Monday, May 17, 2010

Proof Positive and Negative

Oh holy MOLY that last post is full of bravado. Today's events make it absolutely clear that I am in no way "recovered."

Today, I took a half-day (yay!) to go to the gynecologist (boo). During the pre-exam, I told the nurse my spiel: "I'm in recovery from an eating disorder, so I get weighed backwards."

"Okay, that's okay, whatever," she replied. She wasn't mean about it, just kind of blase - just one more weird demand from a patient. So I hop on and she fiddles with the counterweights.

And then she says the first two digits. "Oh wait, you didn't want to know ..."

Too damn late, lady. I looked at the scale and figured out the last one. And oh my dear god it was so much higher than I expected. So much higher.

I kept it together in the office. I mostly kept it together on the ride home and while I was getting the car serviced. At the gym though - all those mirrors, all those people - I freaked the fuck out. Panic attack time. I made it back to the car and called my sister. She listened while I cried and sobbed and continued my freakout for a solid ten minutes. I took another ten to calm down after we hung up, and then I went back inside and finished my workout.

Now I'm furious with myself. All the meals out, all the wine and cheese, all the little nibbles - what the fuck did I think was going to happen? And I've got to stop sharing my internal thought processes because they are majorly triggering. Just know that my head is not a friendly place right now.

So no, I'm not recovered. I'm lots of other things that I don't want to list but I'm not recovered.

5 comments:

Jessi said...

I HATE when nurses do that! I know they don't mean to be mean but still. And I say vent your inner thoughts, yes they may be a little triggering but they're honest...you aren't posting thinspo for goodness sakes! Stay strong sweetie!

Cammy said...

Ugh, we should seriously poll the blog community and write a book with all the dumbass things medical staff/doctors do around ED patients. So sorry it was a rough day. But really, you didn't weigh any more today than you did yesterday, and that day was better, right? It's just an arbitrary number, it doesn't mean anything unless you allow it to. Now I know that is WAY easier said than done, of course, but tis true nevertheless.

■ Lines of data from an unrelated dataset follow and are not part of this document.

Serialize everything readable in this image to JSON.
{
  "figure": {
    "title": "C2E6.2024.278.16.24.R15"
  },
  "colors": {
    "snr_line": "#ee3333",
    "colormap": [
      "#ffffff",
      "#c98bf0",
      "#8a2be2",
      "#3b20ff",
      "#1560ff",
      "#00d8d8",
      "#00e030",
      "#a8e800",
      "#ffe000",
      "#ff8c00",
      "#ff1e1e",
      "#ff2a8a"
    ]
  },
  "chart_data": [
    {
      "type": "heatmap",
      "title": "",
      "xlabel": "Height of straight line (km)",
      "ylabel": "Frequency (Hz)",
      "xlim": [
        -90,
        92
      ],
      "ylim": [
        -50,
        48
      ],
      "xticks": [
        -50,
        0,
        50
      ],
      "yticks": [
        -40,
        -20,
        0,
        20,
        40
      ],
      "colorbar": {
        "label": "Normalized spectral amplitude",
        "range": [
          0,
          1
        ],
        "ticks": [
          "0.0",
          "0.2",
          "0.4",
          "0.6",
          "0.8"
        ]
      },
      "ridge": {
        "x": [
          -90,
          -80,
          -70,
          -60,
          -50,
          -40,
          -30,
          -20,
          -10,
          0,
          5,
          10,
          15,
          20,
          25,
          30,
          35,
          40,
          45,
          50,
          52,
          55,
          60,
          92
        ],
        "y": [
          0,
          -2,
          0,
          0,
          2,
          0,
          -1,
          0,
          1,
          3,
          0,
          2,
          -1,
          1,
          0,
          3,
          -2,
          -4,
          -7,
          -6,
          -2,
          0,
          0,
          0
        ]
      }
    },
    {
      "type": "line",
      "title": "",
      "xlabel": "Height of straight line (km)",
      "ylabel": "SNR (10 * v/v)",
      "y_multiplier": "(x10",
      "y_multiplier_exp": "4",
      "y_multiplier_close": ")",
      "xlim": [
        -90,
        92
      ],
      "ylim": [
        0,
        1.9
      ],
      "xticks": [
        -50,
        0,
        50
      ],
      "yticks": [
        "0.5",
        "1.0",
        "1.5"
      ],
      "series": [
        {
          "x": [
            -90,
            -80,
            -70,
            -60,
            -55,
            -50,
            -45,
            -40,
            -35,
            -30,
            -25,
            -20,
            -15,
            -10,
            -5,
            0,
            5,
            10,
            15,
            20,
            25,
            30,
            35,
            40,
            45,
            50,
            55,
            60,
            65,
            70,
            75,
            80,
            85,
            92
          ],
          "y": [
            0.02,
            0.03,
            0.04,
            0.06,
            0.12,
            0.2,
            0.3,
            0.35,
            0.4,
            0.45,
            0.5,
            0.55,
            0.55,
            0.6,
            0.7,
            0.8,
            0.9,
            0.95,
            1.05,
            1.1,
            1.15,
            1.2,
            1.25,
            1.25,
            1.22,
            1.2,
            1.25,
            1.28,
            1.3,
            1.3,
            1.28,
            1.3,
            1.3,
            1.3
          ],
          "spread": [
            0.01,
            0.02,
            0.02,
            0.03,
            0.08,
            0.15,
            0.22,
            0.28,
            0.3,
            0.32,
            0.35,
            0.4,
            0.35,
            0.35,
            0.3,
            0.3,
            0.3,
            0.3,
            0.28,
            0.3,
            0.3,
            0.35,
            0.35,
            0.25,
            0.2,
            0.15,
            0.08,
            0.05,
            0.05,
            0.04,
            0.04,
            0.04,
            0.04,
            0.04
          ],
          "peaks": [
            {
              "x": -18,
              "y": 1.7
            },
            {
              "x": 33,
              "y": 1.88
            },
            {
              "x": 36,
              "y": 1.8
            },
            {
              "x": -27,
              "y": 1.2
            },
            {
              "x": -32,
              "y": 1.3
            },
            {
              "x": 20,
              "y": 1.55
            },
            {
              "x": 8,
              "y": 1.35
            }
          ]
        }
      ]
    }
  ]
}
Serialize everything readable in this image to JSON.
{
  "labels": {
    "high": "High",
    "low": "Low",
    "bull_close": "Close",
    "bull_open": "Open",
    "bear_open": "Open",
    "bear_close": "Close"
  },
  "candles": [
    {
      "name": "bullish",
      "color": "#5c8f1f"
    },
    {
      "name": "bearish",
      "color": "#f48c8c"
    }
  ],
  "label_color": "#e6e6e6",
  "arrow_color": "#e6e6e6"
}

Remember that the ED will tell you you're shamefully huge no matter what your weight is, there are people that go to their graves scrutinizing imaginary flesh in the mirror. Try to keep in mind that what you see and perceive is not necessarily what everyone else sees...and even if they did (they don't!) screw them. You're a seriously fantabulous person for tons of reasons that could never be measured with a number.

Hang in there, tomorrow is a new chance to have a good day and enjoy being Lisa, because that is definitely something to celebrate. <3 Please take care.

Em said...

You are doing the right thing. You are doing the healthy thing, even if it's difficult. There are so many people who are proud of you. Don't let this derail you.

Sarah (your sister) said...

Offer to punch the nurse in the face still stands.

You're a beautiful, awesome, fantastic rock star of a sister. Don't let a number convince you otherwise. And if it tries to, that's when you call me.

Sarah at Journeying With Him said...

I agree with everyone ready to punch this moron in the face...or stomach, just to return the favor.

I am SO sorry. I understand your feelings of being mad at the size you are at and yet--YET--I suggest that you stay with what you are doing. The weight I gained past my minimum healthy weight (and then past that) has actually "evened out" a little over the last year and now I don't mind it or notice it very much. You adapt to a new threshold of what "normal" looks like for your body, and it is FAR better to have a threshold where you can live and enjoy your life and have wine and cheese...vs the hell of an eating disorder. Thinking of you.